A música então se reconstrói antes de passar alguns momentos concentrando-se no piano gaguejante. O piano e as teclas aparecem fortemente no “Suddenly”, e de várias formas, como em “Filtered Grand Piano”. Com menos de 1 minuto, é, talvez sem surpresa, um silencioso solo de piano. Em outros lugares, as teclas estão no centro do palco mais uma vez, como em “Never Come Back”. Mas mesmo em algo assim, Caribou evita soar derivado. Às vezes, o piano é usado para fazer as pessoas dançarem, mas outras vezes é utilizado por suas qualidades emotivas, como nas teclas impecáveis de “Magpie”. “Suddenly”, em muitos aspectos, poderia ser mais restrito, mais limpo e menos espirituoso do que “Our Love” (2014). Mas, por outro lado, Snaith também flerta com outros gêneros. Ele tenta uma estética mais amigável em “You and I”, uma peça impressionante com um refrão brincalhão, vozes infantis e melodias de videogame. Liricamente, essa canção foi escrita para a mãe de sua esposa, do ponto de vista dela, de luto pela perda do filho. Em “Home”, há um ritmo empoeirado, onde ele oferece sua provável melhor performance vocal do álbum. Através do R&B, pop e hip hop, ele entra no território acidentado de “Ravi”, onde o fatiado vocal feminino e as varreduras de filtro superior não adicionam muito à composição. Também há algumas composições com temas bastante pesados – como tragédia, morte, divórcio e estresse.

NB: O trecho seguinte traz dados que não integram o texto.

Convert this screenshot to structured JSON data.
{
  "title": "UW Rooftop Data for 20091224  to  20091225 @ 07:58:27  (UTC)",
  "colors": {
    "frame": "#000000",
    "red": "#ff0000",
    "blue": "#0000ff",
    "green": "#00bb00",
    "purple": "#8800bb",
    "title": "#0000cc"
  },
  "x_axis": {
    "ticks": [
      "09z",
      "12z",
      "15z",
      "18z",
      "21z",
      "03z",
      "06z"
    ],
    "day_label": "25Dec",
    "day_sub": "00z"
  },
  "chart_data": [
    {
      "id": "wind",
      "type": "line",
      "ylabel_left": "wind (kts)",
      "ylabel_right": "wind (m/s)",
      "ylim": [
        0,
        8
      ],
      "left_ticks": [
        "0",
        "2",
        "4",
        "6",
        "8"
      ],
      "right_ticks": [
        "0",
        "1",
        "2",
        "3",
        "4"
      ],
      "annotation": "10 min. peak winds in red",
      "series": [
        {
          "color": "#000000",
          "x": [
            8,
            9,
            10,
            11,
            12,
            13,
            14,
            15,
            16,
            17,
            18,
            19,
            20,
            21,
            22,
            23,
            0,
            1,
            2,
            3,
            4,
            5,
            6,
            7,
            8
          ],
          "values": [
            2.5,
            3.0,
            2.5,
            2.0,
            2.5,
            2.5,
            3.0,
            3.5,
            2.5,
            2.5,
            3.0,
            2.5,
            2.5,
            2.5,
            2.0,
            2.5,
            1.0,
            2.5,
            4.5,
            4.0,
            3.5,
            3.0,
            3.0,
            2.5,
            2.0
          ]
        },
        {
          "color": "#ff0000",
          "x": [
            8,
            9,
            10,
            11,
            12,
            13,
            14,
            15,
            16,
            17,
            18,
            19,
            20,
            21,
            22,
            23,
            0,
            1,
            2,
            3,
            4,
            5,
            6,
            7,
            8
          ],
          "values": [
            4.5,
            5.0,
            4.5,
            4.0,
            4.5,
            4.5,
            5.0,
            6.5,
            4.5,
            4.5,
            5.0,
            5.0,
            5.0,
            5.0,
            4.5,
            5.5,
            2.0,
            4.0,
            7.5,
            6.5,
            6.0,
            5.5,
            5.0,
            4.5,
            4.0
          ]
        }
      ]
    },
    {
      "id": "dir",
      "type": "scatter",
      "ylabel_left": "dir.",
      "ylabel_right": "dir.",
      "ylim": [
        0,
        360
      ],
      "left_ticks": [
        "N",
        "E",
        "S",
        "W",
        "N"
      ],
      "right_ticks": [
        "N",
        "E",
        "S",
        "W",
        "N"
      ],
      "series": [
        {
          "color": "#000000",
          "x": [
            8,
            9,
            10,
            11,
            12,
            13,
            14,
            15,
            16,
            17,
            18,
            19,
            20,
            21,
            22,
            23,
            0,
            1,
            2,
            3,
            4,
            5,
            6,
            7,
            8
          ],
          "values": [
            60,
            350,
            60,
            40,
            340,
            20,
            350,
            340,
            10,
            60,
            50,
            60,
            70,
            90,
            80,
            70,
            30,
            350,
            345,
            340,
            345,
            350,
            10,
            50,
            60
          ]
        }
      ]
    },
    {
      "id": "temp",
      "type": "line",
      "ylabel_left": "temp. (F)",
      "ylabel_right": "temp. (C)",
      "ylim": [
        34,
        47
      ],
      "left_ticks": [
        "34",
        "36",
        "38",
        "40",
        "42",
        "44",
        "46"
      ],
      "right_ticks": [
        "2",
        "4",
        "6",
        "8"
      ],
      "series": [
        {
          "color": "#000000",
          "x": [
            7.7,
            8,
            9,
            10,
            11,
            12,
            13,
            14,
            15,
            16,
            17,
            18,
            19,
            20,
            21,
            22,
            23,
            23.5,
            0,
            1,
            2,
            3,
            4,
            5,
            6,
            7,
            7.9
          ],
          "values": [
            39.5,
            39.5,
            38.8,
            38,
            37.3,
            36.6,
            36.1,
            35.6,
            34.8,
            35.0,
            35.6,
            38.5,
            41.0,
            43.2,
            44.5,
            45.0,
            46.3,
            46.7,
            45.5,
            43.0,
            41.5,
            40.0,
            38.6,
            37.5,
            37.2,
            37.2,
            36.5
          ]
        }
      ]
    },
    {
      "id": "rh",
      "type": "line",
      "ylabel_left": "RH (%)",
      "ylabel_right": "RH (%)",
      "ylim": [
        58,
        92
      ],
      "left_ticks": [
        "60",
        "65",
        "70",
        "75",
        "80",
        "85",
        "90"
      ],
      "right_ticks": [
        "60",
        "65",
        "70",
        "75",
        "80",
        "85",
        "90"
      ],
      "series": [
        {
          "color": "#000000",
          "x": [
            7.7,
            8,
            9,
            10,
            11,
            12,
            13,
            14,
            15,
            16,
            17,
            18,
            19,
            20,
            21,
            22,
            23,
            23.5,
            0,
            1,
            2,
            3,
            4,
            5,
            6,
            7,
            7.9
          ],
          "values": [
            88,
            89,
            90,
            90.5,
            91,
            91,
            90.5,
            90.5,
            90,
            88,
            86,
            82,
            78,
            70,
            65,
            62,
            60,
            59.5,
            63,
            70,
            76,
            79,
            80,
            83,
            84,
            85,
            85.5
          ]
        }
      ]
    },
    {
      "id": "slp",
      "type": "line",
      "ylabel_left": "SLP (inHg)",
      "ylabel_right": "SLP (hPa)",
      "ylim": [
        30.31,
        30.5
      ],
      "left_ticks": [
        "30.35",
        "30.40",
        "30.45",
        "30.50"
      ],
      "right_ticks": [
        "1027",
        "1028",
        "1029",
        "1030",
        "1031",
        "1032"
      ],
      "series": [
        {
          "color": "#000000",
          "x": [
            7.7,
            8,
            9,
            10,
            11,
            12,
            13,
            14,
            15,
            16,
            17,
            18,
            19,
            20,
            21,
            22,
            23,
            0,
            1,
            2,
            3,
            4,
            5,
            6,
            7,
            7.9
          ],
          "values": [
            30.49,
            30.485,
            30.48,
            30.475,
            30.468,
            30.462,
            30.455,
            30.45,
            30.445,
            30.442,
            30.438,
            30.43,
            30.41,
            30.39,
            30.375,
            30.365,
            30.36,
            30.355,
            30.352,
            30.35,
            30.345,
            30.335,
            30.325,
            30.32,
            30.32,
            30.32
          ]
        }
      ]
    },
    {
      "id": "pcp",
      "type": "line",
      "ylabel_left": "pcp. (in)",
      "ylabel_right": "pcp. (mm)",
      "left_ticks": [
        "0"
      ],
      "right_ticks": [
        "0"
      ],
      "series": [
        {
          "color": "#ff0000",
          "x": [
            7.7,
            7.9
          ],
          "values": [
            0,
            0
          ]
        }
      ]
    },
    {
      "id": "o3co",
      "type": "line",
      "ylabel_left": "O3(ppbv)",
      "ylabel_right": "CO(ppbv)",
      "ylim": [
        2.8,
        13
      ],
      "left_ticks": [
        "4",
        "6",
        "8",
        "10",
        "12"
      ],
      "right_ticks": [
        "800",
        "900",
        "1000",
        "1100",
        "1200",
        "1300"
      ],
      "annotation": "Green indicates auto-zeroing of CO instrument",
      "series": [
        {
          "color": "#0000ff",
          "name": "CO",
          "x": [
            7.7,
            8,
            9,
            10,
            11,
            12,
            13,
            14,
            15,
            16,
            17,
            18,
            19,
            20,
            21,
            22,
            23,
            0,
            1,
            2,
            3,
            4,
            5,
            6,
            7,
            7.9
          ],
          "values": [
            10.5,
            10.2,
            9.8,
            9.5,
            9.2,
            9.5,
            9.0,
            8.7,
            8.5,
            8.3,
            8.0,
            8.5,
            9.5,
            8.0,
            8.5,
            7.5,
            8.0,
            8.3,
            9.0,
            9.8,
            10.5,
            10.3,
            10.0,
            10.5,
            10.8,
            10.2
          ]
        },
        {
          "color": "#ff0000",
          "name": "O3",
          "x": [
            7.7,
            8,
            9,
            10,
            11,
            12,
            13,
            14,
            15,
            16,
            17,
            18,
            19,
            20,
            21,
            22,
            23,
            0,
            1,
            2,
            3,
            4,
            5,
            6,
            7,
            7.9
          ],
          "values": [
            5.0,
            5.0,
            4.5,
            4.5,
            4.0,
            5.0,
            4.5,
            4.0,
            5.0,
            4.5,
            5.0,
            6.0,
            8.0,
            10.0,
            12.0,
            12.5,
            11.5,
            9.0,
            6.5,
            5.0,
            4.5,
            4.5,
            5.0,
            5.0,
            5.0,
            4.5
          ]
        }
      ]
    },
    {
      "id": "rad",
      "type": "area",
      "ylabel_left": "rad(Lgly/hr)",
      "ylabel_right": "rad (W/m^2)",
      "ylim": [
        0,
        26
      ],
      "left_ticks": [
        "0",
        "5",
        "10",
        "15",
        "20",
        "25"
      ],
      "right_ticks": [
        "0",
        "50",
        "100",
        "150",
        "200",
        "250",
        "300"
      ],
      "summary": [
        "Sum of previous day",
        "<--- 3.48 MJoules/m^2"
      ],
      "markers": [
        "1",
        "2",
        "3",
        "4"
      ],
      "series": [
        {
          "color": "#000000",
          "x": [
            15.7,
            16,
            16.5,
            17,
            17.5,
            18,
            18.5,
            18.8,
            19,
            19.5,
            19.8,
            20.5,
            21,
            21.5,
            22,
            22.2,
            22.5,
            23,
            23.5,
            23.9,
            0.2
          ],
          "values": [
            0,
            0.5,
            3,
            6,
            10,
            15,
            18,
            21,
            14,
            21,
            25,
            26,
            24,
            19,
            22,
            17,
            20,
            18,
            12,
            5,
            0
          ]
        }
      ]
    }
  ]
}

“Cloud Song” funciona lindamente como um capítulo final, automatizando ou aprimorando os parâmetros de sintetizadores para dar suporte aos movimentos repetitivos da melodia. Ela termina as coisas em uma nota quase transcendental. Sobre elementos eletrônicos polidos e ondulados, Snaith sobe constantemente para um clímax com sua voz desaparecendo por trás da cortina de sintetizadores. Em entrevistas recentes, ele foi aberto sobre seu casamento, paternidade e as emoções que acompanham tudo isso. Mesmo que esse álbum seja menos cru, pode ser o mais aberto liricamente. Existem alguns hinos definidos e padrões mais aventureiros, que ele habilmente alterna à medida que o álbum avança. Você nunca sabe o que esperar. Há muito o que apreciar aqui, longe de ser perfeito, mas com muito talento envolvido. De fato, “Suddenly” se manifesta de várias maneiras: possui determinação e lamenta a perda de alguém que não está mais na sua vida – seja por opção ou circunstância. Juntamente com algumas das produções mais pop de sua carreira, o álbum se torna um vislumbre de otimismo em meio a tanta tristeza. Todavia, há uma dicotomia estranha no coração da tracklist. Embora seja provavelmente o seu material mais experimental e intencional até hoje, seus vocais amarram tudo. Assim como a vida, a alegria vem da pura imprevisibilidade. Nesse sentido, “Suddenly” já é um dos álbuns mais vitais de sua carreira.